Although Steiner was involved in the political protests of the ’30s, the element of social commentary in his work is minimized. Again it is the formal interests which prevail. His blown-up detail of typewriter keys, while suggesting the repetitiveness of mechanization, functions more in terms of the ordered relationships of light and dark shapes. Because there is no outside referent for scale, the typewriter keys take on a surreal appearance, seeming to be gigantic, although their size is known in terms of one’s prior conceptions of reality. Two photographs of electricity wires further evidence Steiner’s interest in abstract pictorial design. The patterns of the wires silhouetted against the sky offer drawings found in the everyday environment.

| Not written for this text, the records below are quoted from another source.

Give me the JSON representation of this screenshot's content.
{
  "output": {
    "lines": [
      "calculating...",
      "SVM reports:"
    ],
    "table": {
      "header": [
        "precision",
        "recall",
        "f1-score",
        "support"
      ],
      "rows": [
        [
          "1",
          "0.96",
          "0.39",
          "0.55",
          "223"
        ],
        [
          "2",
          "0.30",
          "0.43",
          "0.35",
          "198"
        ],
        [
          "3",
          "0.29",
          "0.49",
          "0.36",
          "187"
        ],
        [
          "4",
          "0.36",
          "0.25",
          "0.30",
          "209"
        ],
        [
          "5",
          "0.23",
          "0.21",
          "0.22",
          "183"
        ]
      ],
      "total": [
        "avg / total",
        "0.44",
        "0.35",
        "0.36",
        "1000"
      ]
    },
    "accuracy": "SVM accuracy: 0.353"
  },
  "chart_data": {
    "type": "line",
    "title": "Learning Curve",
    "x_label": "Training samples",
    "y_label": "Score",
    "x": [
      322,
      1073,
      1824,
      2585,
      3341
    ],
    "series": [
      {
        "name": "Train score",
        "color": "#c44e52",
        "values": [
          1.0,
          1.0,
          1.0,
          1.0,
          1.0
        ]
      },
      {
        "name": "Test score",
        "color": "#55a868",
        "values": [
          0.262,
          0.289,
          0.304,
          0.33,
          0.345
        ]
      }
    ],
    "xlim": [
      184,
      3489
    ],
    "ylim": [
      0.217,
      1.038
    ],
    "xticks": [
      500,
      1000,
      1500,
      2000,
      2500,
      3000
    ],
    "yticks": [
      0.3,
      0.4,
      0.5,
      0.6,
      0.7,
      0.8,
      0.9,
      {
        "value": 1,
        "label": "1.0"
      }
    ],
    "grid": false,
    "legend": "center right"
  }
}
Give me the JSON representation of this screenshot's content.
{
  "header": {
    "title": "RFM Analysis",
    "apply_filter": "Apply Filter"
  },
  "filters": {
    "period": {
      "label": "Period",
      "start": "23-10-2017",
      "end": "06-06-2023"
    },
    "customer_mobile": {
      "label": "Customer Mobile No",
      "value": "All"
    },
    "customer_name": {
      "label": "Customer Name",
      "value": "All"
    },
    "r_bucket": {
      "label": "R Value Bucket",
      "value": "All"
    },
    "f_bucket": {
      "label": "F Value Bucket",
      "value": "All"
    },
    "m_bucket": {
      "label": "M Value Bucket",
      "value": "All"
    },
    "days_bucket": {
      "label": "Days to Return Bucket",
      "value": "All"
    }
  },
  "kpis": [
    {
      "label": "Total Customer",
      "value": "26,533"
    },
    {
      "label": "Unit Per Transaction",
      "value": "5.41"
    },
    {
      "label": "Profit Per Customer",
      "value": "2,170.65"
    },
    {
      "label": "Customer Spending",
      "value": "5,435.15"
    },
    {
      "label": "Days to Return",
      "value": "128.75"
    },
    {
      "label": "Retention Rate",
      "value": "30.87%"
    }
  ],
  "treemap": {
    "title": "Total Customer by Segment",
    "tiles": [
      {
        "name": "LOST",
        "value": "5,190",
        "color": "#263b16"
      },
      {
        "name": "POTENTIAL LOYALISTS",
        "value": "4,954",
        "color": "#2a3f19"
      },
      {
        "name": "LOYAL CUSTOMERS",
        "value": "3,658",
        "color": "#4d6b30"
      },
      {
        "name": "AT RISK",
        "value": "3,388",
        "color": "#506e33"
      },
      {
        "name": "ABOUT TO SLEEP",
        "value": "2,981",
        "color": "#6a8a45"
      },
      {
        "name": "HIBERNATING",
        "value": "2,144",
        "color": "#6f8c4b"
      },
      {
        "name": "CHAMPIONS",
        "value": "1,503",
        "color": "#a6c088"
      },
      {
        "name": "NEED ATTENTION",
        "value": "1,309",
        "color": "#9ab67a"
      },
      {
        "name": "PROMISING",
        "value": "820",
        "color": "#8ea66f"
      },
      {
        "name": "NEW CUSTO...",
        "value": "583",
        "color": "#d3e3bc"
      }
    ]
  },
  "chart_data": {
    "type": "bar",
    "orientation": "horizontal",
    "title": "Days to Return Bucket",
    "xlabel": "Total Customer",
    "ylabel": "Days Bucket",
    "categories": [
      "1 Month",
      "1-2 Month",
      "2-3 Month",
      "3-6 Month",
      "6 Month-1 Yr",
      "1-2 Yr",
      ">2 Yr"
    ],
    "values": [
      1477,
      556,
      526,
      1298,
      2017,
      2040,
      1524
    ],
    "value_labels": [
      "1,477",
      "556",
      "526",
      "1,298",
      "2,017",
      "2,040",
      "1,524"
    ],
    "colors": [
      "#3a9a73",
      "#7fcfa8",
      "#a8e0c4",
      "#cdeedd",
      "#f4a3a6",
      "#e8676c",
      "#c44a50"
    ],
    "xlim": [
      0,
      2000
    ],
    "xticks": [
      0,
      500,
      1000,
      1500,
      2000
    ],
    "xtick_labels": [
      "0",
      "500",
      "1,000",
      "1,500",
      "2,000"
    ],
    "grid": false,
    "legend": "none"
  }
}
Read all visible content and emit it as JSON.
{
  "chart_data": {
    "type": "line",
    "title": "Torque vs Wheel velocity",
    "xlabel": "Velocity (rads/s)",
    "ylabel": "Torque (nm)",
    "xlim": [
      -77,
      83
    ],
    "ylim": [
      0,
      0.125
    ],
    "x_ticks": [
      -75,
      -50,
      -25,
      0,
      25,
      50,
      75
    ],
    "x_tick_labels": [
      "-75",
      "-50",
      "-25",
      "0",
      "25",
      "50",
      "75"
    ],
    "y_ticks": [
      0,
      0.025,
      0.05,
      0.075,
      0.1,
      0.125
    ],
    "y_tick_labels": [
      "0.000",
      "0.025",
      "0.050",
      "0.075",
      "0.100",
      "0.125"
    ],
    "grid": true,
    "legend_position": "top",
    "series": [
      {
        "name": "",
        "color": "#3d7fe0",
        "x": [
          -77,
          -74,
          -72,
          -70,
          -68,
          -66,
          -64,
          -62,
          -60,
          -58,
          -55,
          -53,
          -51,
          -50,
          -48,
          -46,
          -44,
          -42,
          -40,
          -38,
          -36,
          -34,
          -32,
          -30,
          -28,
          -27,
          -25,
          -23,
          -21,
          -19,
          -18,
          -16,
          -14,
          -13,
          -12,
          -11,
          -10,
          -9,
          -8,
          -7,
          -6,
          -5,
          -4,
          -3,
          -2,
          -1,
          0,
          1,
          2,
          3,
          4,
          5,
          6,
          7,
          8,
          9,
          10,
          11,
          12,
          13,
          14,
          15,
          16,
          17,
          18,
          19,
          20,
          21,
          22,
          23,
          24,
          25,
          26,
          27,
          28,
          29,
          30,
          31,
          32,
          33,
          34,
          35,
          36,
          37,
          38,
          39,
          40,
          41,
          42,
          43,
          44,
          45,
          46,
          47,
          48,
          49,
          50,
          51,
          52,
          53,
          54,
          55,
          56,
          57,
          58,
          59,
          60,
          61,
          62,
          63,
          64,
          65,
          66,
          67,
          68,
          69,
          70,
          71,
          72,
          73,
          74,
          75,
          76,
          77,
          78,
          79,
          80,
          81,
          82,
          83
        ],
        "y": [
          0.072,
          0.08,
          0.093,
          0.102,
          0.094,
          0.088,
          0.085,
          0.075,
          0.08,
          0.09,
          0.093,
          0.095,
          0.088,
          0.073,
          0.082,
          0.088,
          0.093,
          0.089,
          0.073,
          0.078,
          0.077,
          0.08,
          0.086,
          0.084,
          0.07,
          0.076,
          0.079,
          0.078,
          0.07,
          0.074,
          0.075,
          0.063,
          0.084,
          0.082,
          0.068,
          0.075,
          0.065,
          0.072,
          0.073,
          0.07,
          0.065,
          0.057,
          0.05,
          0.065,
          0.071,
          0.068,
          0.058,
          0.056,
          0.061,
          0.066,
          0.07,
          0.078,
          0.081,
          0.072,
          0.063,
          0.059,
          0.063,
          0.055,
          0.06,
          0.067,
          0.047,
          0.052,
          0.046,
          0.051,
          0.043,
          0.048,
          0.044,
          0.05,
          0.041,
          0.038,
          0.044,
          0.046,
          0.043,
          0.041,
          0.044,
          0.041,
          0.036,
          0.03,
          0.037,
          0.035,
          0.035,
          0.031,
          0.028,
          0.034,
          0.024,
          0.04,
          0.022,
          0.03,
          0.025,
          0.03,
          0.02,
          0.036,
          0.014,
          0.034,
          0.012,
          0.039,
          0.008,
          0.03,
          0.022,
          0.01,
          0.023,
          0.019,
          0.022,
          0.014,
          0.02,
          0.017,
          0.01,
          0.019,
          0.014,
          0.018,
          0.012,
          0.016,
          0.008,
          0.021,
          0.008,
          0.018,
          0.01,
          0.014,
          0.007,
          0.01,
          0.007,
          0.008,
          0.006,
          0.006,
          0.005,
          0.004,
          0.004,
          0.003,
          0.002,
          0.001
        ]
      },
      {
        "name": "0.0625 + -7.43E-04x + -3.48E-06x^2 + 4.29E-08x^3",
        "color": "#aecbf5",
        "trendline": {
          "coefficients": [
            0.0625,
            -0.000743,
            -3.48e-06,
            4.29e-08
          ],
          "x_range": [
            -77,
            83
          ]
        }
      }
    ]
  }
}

Steiner’s more recent photographs explore the abstract shapes and designs created by trees, plants, cloud formations or washing draped on a line. His nature studies with their insistence on form and their use of light to define pattern belong within the sharp focus, close-up tradition of Ansel Adams and Edward Weston. In his choice of subject matter, though—in his outlining of tree tops against the sky or his isolation of a single tree within a landscape—Steiner reveals an incipient romanticism that counters the objective “look” of his photographs. This attitude is particularly evident in the cloud prints. Here one is inevitably drawn into a comparison with Alfred Stieglitz’s Equivalents with their implied significance as metaphors for feelings. One recognizes how often the possibilities of symbolism are given in Steiner’s presentation of abstract form and how much his photographs depend on a pictorial hierarchy for their significance.